Delgadillo will now build a small-scale turbine and buoy system and test it in a flow tank to determine the best way to maximize energy extraction. He expects the system will provide as much energy as an average wind turbine. The U.S. Department of Energy (DOE) believes wave and tidal energy, combined with other water-powered sources, could provide up to 15 percent of the country’s electricity by 2030.
“The ocean remains an untapped frontier as a renewable energy source,” Delgadillo said. “I’m hoping to change that.”
The idea for the EPA P3: People, Prosperity and the Planet Student Design Competition for Sustainability entry came out of project for the Sustainable Product Design course. Delgadillo’s project proposes several innovative designs: the buoy, which will allow the device to move around until an optimum location is found, and the telescoping feature on the turbine, which allows it to vary in height and remain stationary if waves are present.

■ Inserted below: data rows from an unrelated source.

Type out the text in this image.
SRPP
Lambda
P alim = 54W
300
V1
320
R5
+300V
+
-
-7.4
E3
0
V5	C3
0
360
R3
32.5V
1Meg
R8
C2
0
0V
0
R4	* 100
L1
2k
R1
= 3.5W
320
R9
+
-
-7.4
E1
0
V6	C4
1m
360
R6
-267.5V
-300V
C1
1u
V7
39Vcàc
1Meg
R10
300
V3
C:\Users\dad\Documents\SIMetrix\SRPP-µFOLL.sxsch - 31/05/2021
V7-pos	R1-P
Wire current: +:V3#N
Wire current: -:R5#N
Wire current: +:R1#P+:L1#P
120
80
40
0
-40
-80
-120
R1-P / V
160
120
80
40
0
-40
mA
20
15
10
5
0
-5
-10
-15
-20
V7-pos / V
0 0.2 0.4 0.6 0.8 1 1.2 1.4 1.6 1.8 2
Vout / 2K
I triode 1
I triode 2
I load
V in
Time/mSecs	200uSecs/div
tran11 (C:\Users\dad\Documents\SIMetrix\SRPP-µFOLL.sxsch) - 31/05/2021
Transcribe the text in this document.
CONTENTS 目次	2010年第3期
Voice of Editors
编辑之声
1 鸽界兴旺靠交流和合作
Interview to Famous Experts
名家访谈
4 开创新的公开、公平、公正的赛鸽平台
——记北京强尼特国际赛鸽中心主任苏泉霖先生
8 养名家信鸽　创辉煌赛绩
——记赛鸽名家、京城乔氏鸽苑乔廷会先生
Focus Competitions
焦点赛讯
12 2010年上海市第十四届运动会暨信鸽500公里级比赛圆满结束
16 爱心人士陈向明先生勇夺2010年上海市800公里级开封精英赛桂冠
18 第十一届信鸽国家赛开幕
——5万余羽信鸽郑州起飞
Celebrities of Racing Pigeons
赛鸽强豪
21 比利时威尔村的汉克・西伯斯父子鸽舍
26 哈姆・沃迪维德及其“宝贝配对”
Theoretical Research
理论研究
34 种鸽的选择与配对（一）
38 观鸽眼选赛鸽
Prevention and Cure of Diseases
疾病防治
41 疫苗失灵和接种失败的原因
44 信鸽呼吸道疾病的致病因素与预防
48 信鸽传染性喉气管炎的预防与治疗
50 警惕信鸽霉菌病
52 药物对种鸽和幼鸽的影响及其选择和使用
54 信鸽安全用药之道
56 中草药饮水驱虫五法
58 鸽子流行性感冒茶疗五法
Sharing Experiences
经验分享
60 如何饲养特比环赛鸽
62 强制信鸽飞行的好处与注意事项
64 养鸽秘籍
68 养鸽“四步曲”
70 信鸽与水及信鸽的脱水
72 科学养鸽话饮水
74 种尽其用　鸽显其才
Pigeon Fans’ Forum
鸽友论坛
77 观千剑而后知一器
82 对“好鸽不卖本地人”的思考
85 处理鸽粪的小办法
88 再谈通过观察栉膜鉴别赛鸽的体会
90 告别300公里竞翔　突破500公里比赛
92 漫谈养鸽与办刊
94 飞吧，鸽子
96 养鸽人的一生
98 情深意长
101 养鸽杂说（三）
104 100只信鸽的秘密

Current proposals to harness energy from ocean currents require the turbine be anchored to the ocean floor using cables or rigid supports. This adds a significant cost, disrupts the environment because the ocean floor needs to excavated and limits the mobility of the turbine.
Delgadillo expects several challenges, including varying flow rates from ocean currents due to seasonal fluctuations; the fact that depth and contours of ocean floors can affect ocean currents; and avoiding harming marine life.
In the coming months, Delgadillo will perform experiments in a flow tank in the lab of Marco Princevac, an associate professor of mechanical engineering. He will then use the data he gathers to write a proposal for a second round of funding, for $90,000, from the EPA. He will find out in spring 2014 whether he receives that money, which would allow him to take the design to a real world application.